従軍慰安婦の像や碑の設置や計画が相次ぐ米カリフォルニア州で、日系人社会が揺れている。猛反発して抗議する日本人や日系人がいる一方、一部の日系人は戦時中の強制収容の苦い記憶を挙げ、「同じ戦争被害者」として心を寄せる。

 ロサンゼルス近郊のグレンデール市の市議会議場。7月9日、多くの日本人や日系人が傍聴席を占めた。

 韓国系団体が求めた慰安婦の像の設置を認めるかどうかの採決直前。「慰安婦は韓国のでっち上げ」「強制の証拠はないはず」「日本だけの問題ではない」。代わる代わる発言に立ち、否決を求めた。地元在住の元通信社記者の日本語新聞を通じた抗議の呼びかけに応じ大挙して詰めかけたのだ。「抗議のしずくが津波となった」とロサンゼルス・タイムズ紙は表現した。

 だが、結果は4対1で可決。「日本を責める像ではない。13~14歳の少女が慰安婦となった悲劇と戦争の恐ろしさを伝えるためだ」(ローラ・フリードマン市議)との意見が勝った

 30日に開かれた像の除幕式では姿を見せた日本人や日系人は数人のみ。韓国系住民らがこぞって記念撮影するなどしたのとは対照的に、遠巻きに見守った。「市議会でも何を言っても無駄だった、とみんな言ってました」。設置に反対した日系3世の元エンジニア小野田正之さん(68)は言った。
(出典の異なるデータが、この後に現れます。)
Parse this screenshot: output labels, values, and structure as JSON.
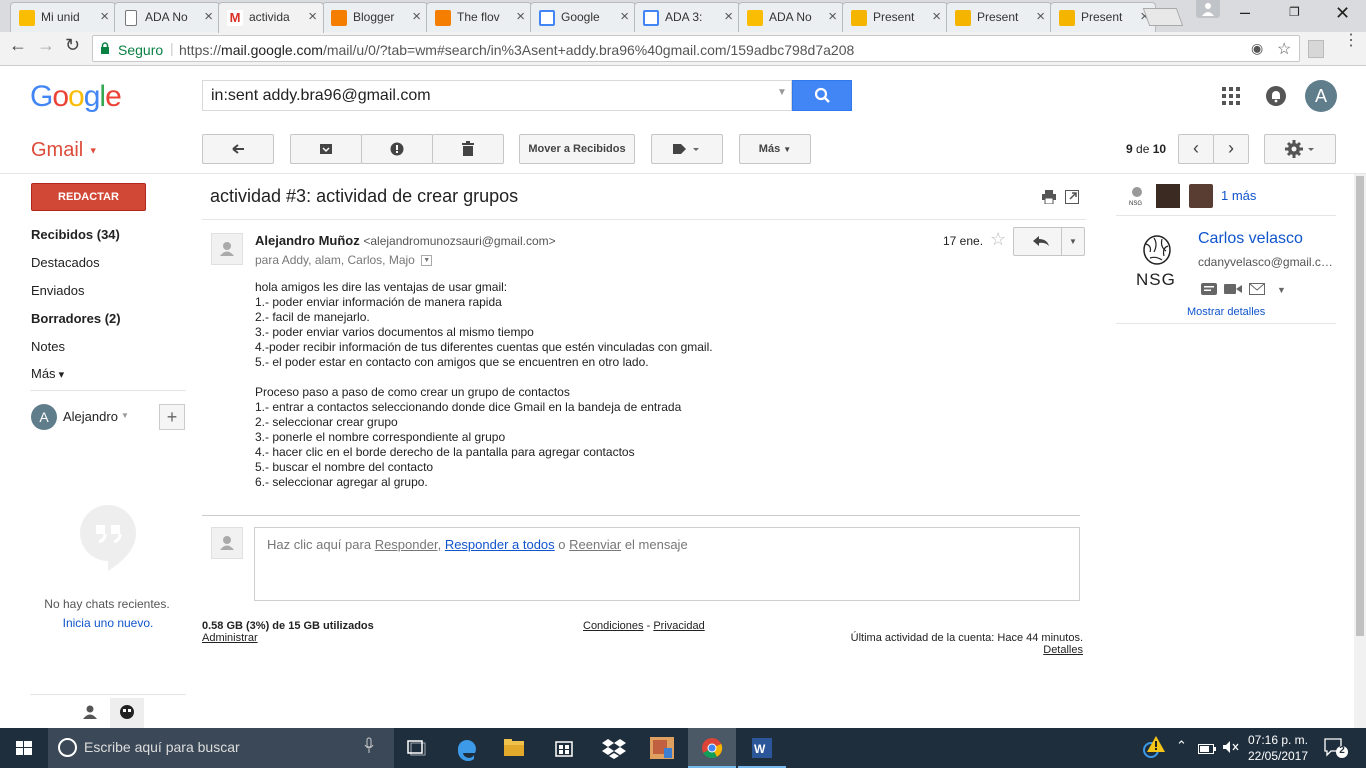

 一方で式典では2人の日系人が壇上に立ち、設置を支持した。祖父母が日系人強制収容所で亡くなったというマイク・コダマさんは「日系も韓国系も同じ米国人」。3世のキャシー・マサオカさん(65)は「歴史を否定する人とは違う見方をしていると言いたくて、ここへ来た」。米政府に強制収容への謝罪と償いを求めて長年活動してきただけに、元慰安婦たちにも共感するという。「謝罪と償いを重ねることは、被害者の癒やしになる」と話した。

 ■増える韓国系、設置後押し

 世界最大のコリアタウンを擁するロサンゼルスの近郊では、ほかにも慰安婦の碑などの話が持ち上がっている。マイク・ホンダ下院議員が主導した2007年の下院決議が後押しし、韓国系人口が増えるに従って草の根的に運動が広がる。

 アーバイン市は数カ月前に市長が韓国系団体と会談。市議会に諮るかどうか、検討が続いている。ブエナパーク市でもブラウン市議が9月以降、設置案を議会にかけるかどうか検討中だ。市議会は7月23日、設置検討の議論の打ち切りをいったん決定。日系人に配慮したとみられるが、一方で韓国系のロビー活動も無視できないようだ。

 これらの市でも議論が進めば、日本人や日系人の抗議活動が再び盛り上がる可能性がある。一方で「抗議すればするほど碑を作ろうとする運動は強固になる」(マサオカさん)との指摘もあり、呼応して設置の計画自体も増えかねない。

 多くの日系人は日系社会の分断を恐れてか、沈黙を守っている。米国で最古最大の「日系アメリカ人市民同盟」も「何の立場もとらない」と答えた。

 (ロサンゼルス=藤えりか)

 ◆キーワード
 <カリフォルニアの日系人と韓国系> 2010年の米国勢調査によると全米の日系人は約130万人。19世紀末以降に多くの移民が移り住んだカリフォルニアが最多で、約27万人。韓国系は全米約170万人で、最多のカリフォルニアは約45万人。